BeritaPrima.com, Bengkulu – Komunitas Harapan Perempuan, Women’s Crisis Center (WCC) Kabupaten Rejang Lebong, Bengkulu meminta lima tersangka pemerkosaan dan pembunuhan Yuyun dihukum sesuai dengan Perppu Perlindungan Anak yang mengatur kebiri dan hukuman mati bagi penjahat seksual.
Presiden Joko Widodo kemarin menerbitkan Perppu Nomor 1 Tahun 2016 tentang Perubahan Kedua Undang-Undang Nomor 23 Tahun 2002 tentang Perlindungan Anak.
Pendamping keluarga Yuyun dari Harapan Perempuan WCC, Suhartini mengatakan, alasan pihaknya meminta tersangka yang sudah dewasa itu dihukum sesuai Perppu itu untuk memberikan efek jera. Sebab, Perppu mengatur pemberatan pidana, berupa ditambah 1/3 ancaman pidana, mati, seumur hidup, atau penjara paling singkat 10 dan paling lama 20 tahun.

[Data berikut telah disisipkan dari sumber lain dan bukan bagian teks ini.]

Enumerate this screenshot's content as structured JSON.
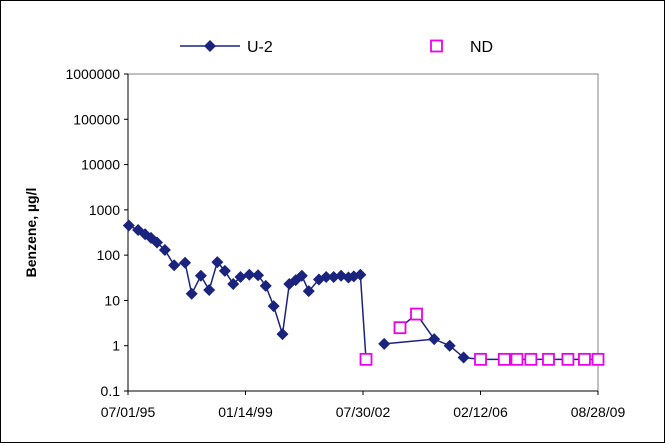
{
  "chart_data": {
    "type": "line",
    "xlabel": "",
    "ylabel": "Benzene, µg/l",
    "y_scale": "log",
    "ylim": [
      0.1,
      1000000
    ],
    "y_ticks": [
      "0.1",
      "1",
      "10",
      "100",
      "1000",
      "10000",
      "100000",
      "1000000"
    ],
    "xlim": [
      "1995-07-01",
      "2009-08-28"
    ],
    "x_ticks": [
      "07/01/95",
      "01/14/99",
      "07/30/02",
      "02/12/06",
      "08/28/09"
    ],
    "legend_placement": "top",
    "grid": false,
    "colors": {
      "u2": "#1a237e",
      "nd": "#ee00ee"
    },
    "series": [
      {
        "name": "U-2",
        "marker": "diamond",
        "points": [
          {
            "x": "1995-07-10",
            "y": 450
          },
          {
            "x": "1995-10-20",
            "y": 360
          },
          {
            "x": "1996-01-05",
            "y": 290
          },
          {
            "x": "1996-03-10",
            "y": 240
          },
          {
            "x": "1996-05-15",
            "y": 190
          },
          {
            "x": "1996-08-10",
            "y": 130
          },
          {
            "x": "1996-11-20",
            "y": 60
          },
          {
            "x": "1997-03-20",
            "y": 68
          },
          {
            "x": "1997-06-01",
            "y": 14
          },
          {
            "x": "1997-09-10",
            "y": 35
          },
          {
            "x": "1997-12-10",
            "y": 17
          },
          {
            "x": "1998-03-10",
            "y": 70
          },
          {
            "x": "1998-06-01",
            "y": 45
          },
          {
            "x": "1998-09-01",
            "y": 23
          },
          {
            "x": "1998-11-20",
            "y": 33
          },
          {
            "x": "1999-02-25",
            "y": 37
          },
          {
            "x": "1999-06-01",
            "y": 36
          },
          {
            "x": "1999-08-25",
            "y": 21
          },
          {
            "x": "1999-11-20",
            "y": 7.5
          },
          {
            "x": "2000-02-25",
            "y": 1.8
          },
          {
            "x": "2000-05-10",
            "y": 23
          },
          {
            "x": "2000-07-20",
            "y": 28
          },
          {
            "x": "2000-09-25",
            "y": 35
          },
          {
            "x": "2000-12-10",
            "y": 16
          },
          {
            "x": "2001-04-01",
            "y": 29
          },
          {
            "x": "2001-06-20",
            "y": 33
          },
          {
            "x": "2001-09-10",
            "y": 33
          },
          {
            "x": "2001-12-01",
            "y": 35
          },
          {
            "x": "2002-02-20",
            "y": 32
          },
          {
            "x": "2002-04-20",
            "y": 34
          },
          {
            "x": "2002-07-01",
            "y": 37
          },
          {
            "x": "2003-03-20",
            "y": 1.1
          },
          {
            "x": "2004-09-20",
            "y": 1.4
          },
          {
            "x": "2005-03-10",
            "y": 1.0
          },
          {
            "x": "2005-08-10",
            "y": 0.55
          }
        ]
      },
      {
        "name": "ND",
        "marker": "square-open",
        "points": [
          {
            "x": "2002-09-01",
            "y": 0.5
          },
          {
            "x": "2003-09-10",
            "y": 2.5
          },
          {
            "x": "2004-03-10",
            "y": 5
          },
          {
            "x": "2006-02-12",
            "y": 0.5
          },
          {
            "x": "2006-11-01",
            "y": 0.5
          },
          {
            "x": "2007-03-20",
            "y": 0.5
          },
          {
            "x": "2007-08-20",
            "y": 0.5
          },
          {
            "x": "2008-03-01",
            "y": 0.5
          },
          {
            "x": "2008-10-01",
            "y": 0.5
          },
          {
            "x": "2009-04-01",
            "y": 0.5
          },
          {
            "x": "2009-08-28",
            "y": 0.5
          }
        ]
      }
    ]
  }
}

”Setidaknya Perppu ini bisa diterapkan dengan tersangka dewasa lima pemerkosaan YY,” kata Suhartini, Kamis (26/5/2016).
Menurutnya, Perppu yang mengatur hukuman kebiri serta pemberian chips kepada penjahat seksual setelah bebas dari penjara tersebut, setidaknya bisa memberikan efek jera bagi tersangka agar tak mengulang lagi perbuatannya.
”Dalam penerapan ini tentunya juga butuh sosialisasi, agar Perppu ini bisa diketahui masyarakat luas,” ujar Suhartini.